As a Fragile X carrier, I find it difficult to fit in with existing support groups.
An “IVF with PGD for Fragile X” group doesn’t exist. That’s too specific, I suppose, or maybe Fragile X isn’t well-known enough yet. With Fragile X being the “#1 Cause of Inherited Mental Retardation,” it’s surprising that nobody outside of the Fragile X community has heard of it, save a few medical professionals. It’s more understandable that people wouldn’t have heard of PGD (Preimplantation Genetic Diagnosis), since that kind of testing for Fragile X has only existed since 2008, and only in a couple labs nationwide.
Miscarriage forums were helpful for a little while after my first miscarriage, but they only took me so far. As soon as Fragile X came into the picture, I felt that my trajectory took me in an entirely different direction.
IVF groups *should* have been helpful when I was going through IVF, but mostly they were just depressing and panic-inducing. They should’ve been renamed Failed IVF support groups. It was stressful for me, a desperate woman, to read about all the other desperate women on there, listing all their unsuccessful cycles, talking about their angels and sending everyone else baby dust. I was looking for a more positive, comforting group, but I can see why they don’t really exist. Either you’re on the IVF/TTC site, or you’re on the Pregnancy site; there’s no in-between.
Fragile X groups are actually the worst. They’re intended for families who already have a child with the disorder.
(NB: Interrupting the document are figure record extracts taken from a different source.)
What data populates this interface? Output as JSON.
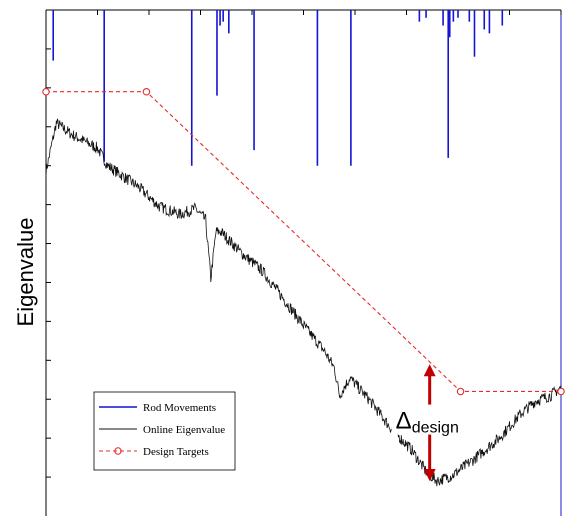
{
  "chart_data": {
    "type": "line",
    "title": "",
    "xlabel": "",
    "ylabel": "Eigenvalue",
    "xlim": [
      0,
      100
    ],
    "ylim": [
      0,
      13
    ],
    "grid": false,
    "legend_position": "bottom-left",
    "y_ticks": [
      1,
      2,
      3,
      4,
      5,
      6,
      7,
      8,
      9,
      10,
      11,
      12
    ],
    "x_ticks": [
      10,
      20,
      30,
      40,
      50,
      60,
      70,
      80,
      90,
      100
    ],
    "series": [
      {
        "name": "Rod Movements",
        "color": "#1414d2",
        "style": "spikes",
        "baseline": 13,
        "spikes": [
          {
            "x": 1.4,
            "y": 11.7
          },
          {
            "x": 11.3,
            "y": 9.1
          },
          {
            "x": 28.3,
            "y": 9.0
          },
          {
            "x": 33.2,
            "y": 10.8
          },
          {
            "x": 33.8,
            "y": 12.6
          },
          {
            "x": 34.4,
            "y": 12.7
          },
          {
            "x": 35.5,
            "y": 12.4
          },
          {
            "x": 40.4,
            "y": 9.4
          },
          {
            "x": 52.7,
            "y": 9.0
          },
          {
            "x": 59.2,
            "y": 9.0
          },
          {
            "x": 72.5,
            "y": 12.7
          },
          {
            "x": 73.8,
            "y": 12.8
          },
          {
            "x": 77.1,
            "y": 12.6
          },
          {
            "x": 78.1,
            "y": 9.2
          },
          {
            "x": 78.4,
            "y": 12.3
          },
          {
            "x": 79.1,
            "y": 12.7
          },
          {
            "x": 80.0,
            "y": 12.8
          },
          {
            "x": 82.2,
            "y": 12.7
          },
          {
            "x": 83.2,
            "y": 11.8
          },
          {
            "x": 85.1,
            "y": 12.5
          },
          {
            "x": 86.1,
            "y": 12.4
          },
          {
            "x": 88.6,
            "y": 12.6
          }
        ]
      },
      {
        "name": "Online Eigenvalue",
        "color": "#111111",
        "style": "noisy-line",
        "noise": 0.15,
        "values": [
          [
            0,
            8.85
          ],
          [
            2,
            10.1
          ],
          [
            5,
            9.8
          ],
          [
            10,
            9.45
          ],
          [
            12,
            9.0
          ],
          [
            18,
            8.45
          ],
          [
            22,
            7.95
          ],
          [
            26,
            7.75
          ],
          [
            29,
            7.9
          ],
          [
            31,
            7.6
          ],
          [
            32,
            6.1
          ],
          [
            33,
            7.3
          ],
          [
            34,
            7.3
          ],
          [
            38,
            6.75
          ],
          [
            42,
            6.3
          ],
          [
            46,
            5.6
          ],
          [
            50,
            4.9
          ],
          [
            54,
            4.25
          ],
          [
            56,
            3.8
          ],
          [
            57,
            3.1
          ],
          [
            59,
            3.55
          ],
          [
            63,
            2.95
          ],
          [
            67,
            2.25
          ],
          [
            71,
            1.7
          ],
          [
            74,
            1.1
          ],
          [
            76,
            0.9
          ],
          [
            79,
            1.05
          ],
          [
            83,
            1.45
          ],
          [
            88,
            2.0
          ],
          [
            92,
            2.6
          ],
          [
            95,
            2.95
          ],
          [
            98,
            3.1
          ],
          [
            100,
            3.3
          ]
        ]
      },
      {
        "name": "Design Targets",
        "color": "#e52b2b",
        "style": "dashed-markers",
        "values": [
          [
            0,
            10.9
          ],
          [
            19.5,
            10.9
          ],
          [
            80.5,
            3.2
          ],
          [
            100,
            3.2
          ]
        ]
      }
    ],
    "annotations": [
      {
        "type": "arrow",
        "label": "Δ",
        "label_subscript": "design",
        "color": "#c00000",
        "x": 74.5,
        "y_from": 3.9,
        "y_to": 0.9
      }
    ]
  }
}
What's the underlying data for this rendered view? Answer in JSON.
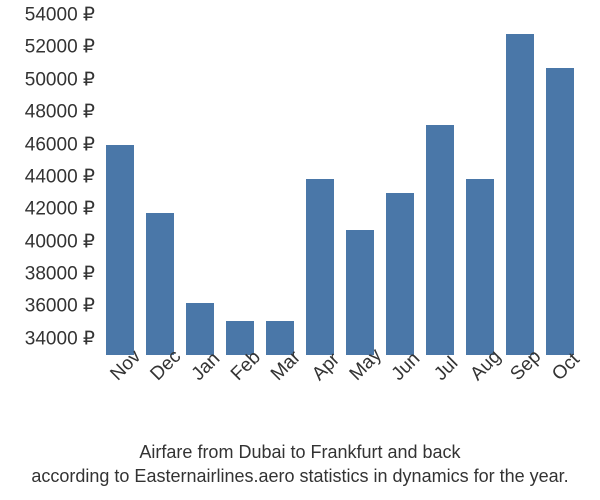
{
  "chart": {
    "type": "bar",
    "categories": [
      "Nov",
      "Dec",
      "Jan",
      "Feb",
      "Mar",
      "Apr",
      "May",
      "Jun",
      "Jul",
      "Aug",
      "Sep",
      "Oct"
    ],
    "values": [
      46000,
      41800,
      36200,
      35100,
      35100,
      43900,
      40700,
      43000,
      47200,
      43900,
      52800,
      50700
    ],
    "bar_color": "#4a77a8",
    "background_color": "#ffffff",
    "text_color": "#333333",
    "y_ticks": [
      34000,
      36000,
      38000,
      40000,
      42000,
      44000,
      46000,
      48000,
      50000,
      52000,
      54000
    ],
    "y_tick_labels": [
      "34000 ₽",
      "36000 ₽",
      "38000 ₽",
      "40000 ₽",
      "42000 ₽",
      "44000 ₽",
      "46000 ₽",
      "48000 ₽",
      "50000 ₽",
      "52000 ₽",
      "54000 ₽"
    ],
    "ylim": [
      33000,
      54000
    ],
    "label_fontsize": 19,
    "caption_fontsize": 18,
    "bar_width": 0.7
  },
  "caption_line1": "Airfare from Dubai to Frankfurt and back",
  "caption_line2": "according to Easternairlines.aero statistics in dynamics for the year."
}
To join the group and shout that I might terminate for medical reasons (TFMR) seems like the worst kind of insult.
A TFMR support group would probably be helpful at this point, I guess. It certainly wasn’t when I was still completely committed to IVF with PGD, thinking it would work. I’m ashamed to admit that I judged everyone in those groups. Being a Fragile X carrier has turned many of my “beliefs” and “morals” on their heads, for which I am extremely grateful.